Il 15 marzo del 44 a.c., alle Idi di marzo, Gaio Giulio Cesare venne ucciso a seguito di una congiura ordita contro di lui da Gaio Cassio, Marco e Decimo Bruto presso la Curia di Pompeo, nell’attuale Largo Argentina.
La leggenda del fantasma di Giulio Cesare risale alla Roma imperiale.
Dopo la sua morte le ceneri del corpo furono raccolte in un’ampolla, a forma di globo dorato, successivamente posta sulla sommità di un obelisco posizionato nel Circo di Caligola.
Secondo la leggenda, il fantasma di Giulio Cesare sarebbe rimasto rinchiuso nell’ampolla assieme alle sue ceneri per più di 1500 anni.
Nel 1585 Papa Sisto V fece spostare l’obelisco in Piazza San Pietro, ove si trova ancora attualmente e, in quell’occasione, fu fatta aprire l’ampolla per scoprire cosa ci fosse al suo interno.

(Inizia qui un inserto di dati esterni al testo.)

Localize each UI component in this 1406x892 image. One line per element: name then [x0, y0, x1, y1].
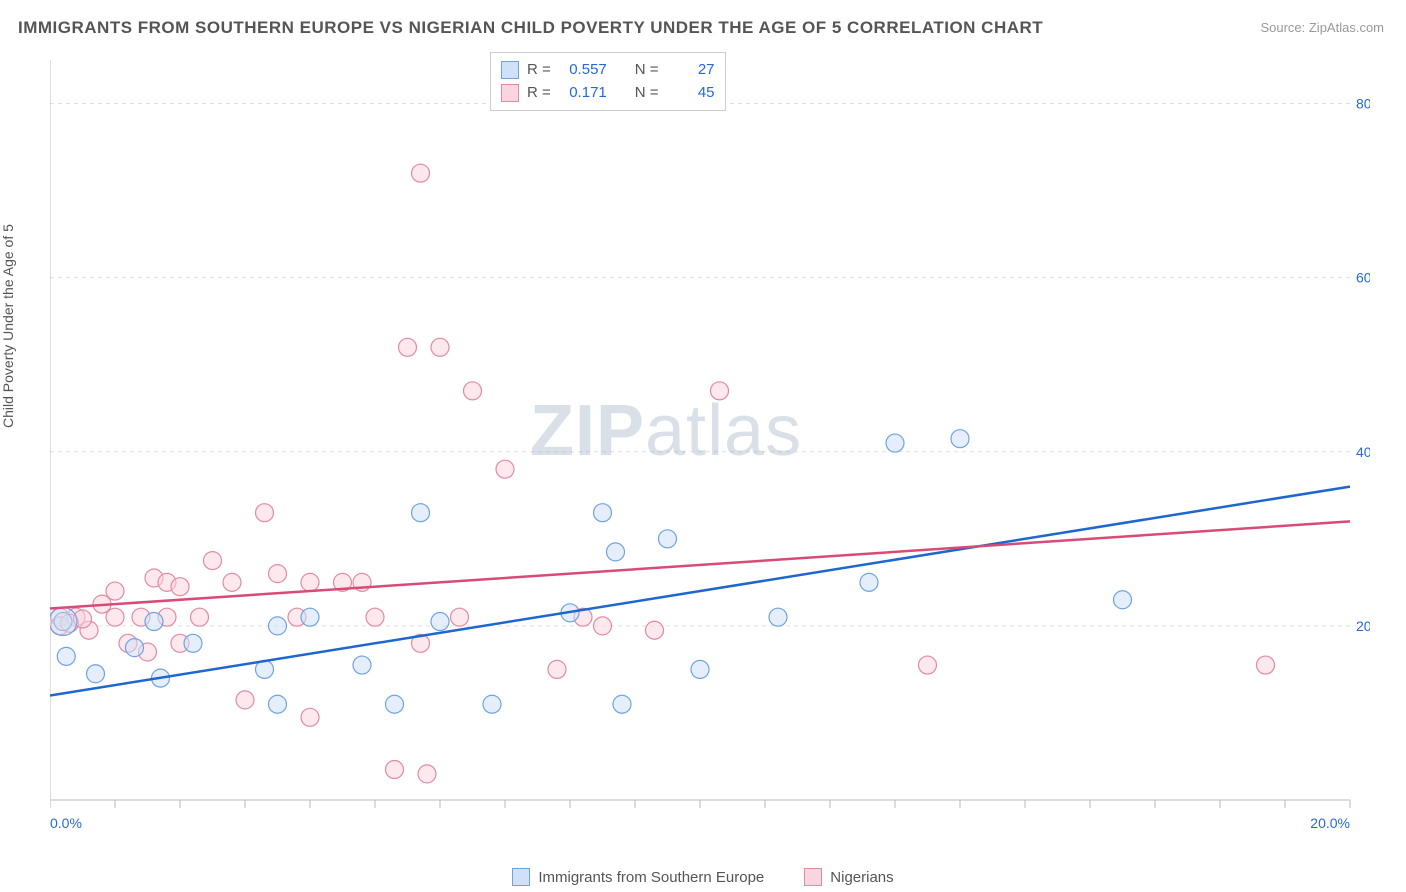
r-label: R = [527, 59, 551, 82]
legend-item: Immigrants from Southern Europe [512, 868, 764, 886]
svg-text:60.0%: 60.0% [1356, 270, 1370, 286]
scatter-chart: 20.0% 40.0% 60.0% 80.0% 0.0% 20.0% [50, 50, 1370, 830]
series-swatch [512, 868, 530, 886]
chart-title: IMMIGRANTS FROM SOUTHERN EUROPE VS NIGER… [18, 18, 1043, 38]
series-swatch [804, 868, 822, 886]
bottom-legend: Immigrants from Southern Europe Nigerian… [0, 868, 1406, 886]
n-value: 27 [667, 59, 715, 82]
legend-label: Nigerians [830, 869, 893, 886]
correlation-stats-box: R = 0.557 N = 27 R = 0.171 N = 45 [490, 52, 726, 111]
svg-text:0.0%: 0.0% [50, 815, 82, 830]
n-label: N = [635, 82, 659, 105]
svg-text:40.0%: 40.0% [1356, 444, 1370, 460]
r-label: R = [527, 82, 551, 105]
r-value: 0.171 [559, 82, 607, 105]
chart-area: 20.0% 40.0% 60.0% 80.0% 0.0% 20.0% [50, 50, 1370, 830]
svg-text:20.0%: 20.0% [1356, 618, 1370, 634]
source-attribution: Source: ZipAtlas.com [1260, 20, 1384, 35]
stat-row: R = 0.557 N = 27 [501, 59, 715, 82]
series-swatch [501, 84, 519, 102]
svg-text:80.0%: 80.0% [1356, 96, 1370, 112]
legend-label: Immigrants from Southern Europe [538, 869, 764, 886]
series-swatch [501, 61, 519, 79]
stat-row: R = 0.171 N = 45 [501, 82, 715, 105]
n-label: N = [635, 59, 659, 82]
svg-text:20.0%: 20.0% [1310, 815, 1350, 830]
r-value: 0.557 [559, 59, 607, 82]
legend-item: Nigerians [804, 868, 893, 886]
y-axis-label: Child Poverty Under the Age of 5 [0, 224, 16, 428]
n-value: 45 [667, 82, 715, 105]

Subito le ceneri di Giulio Cesare caddero e il suo spirito fu liberato. Da allora il fantasma di Giulio Cesare è stato più volte avvistato in diverse zone della città, soprattutto nei dintorni dell’ Fori Imperiali, di Largo Argentina e dell’obelisco a Piazza San Pietro, nella notte del 15 marzo.
Del fantasma di Cesare ci parla anche Plutarco nelle “Vite Parallele”: Bruto – ossessionato dal senso di colpa per aver partecipato alla congiura che portò alla morte di Cesare che l’amava come un figlio – sognò un’entità che gli disse “Sono il tuo cattivo demone, Bruto; ci rivedremo a Filippi“.
Fu il grande drammaturgo inglese William Shakespeare nel suo “Giulio Cesare” a personificare il fantasma citato da Plutarco in quello di Cesare.
Quanto predetto in sogno a Bruto comunque si avverò: egli, infatti, fu sconfitto proprio a Filippi, città della Tracia, dagli eserciti di Ottaviano e Antonio; tentò la fuga, ma fu costretto a uccidersi.
Oggi la frase “ci rivedremo a Filippi” è utilizzata come minaccia più o meno scherzosa che allude a una prossima resa dei conti, a una futura vendetta o una futura punizione.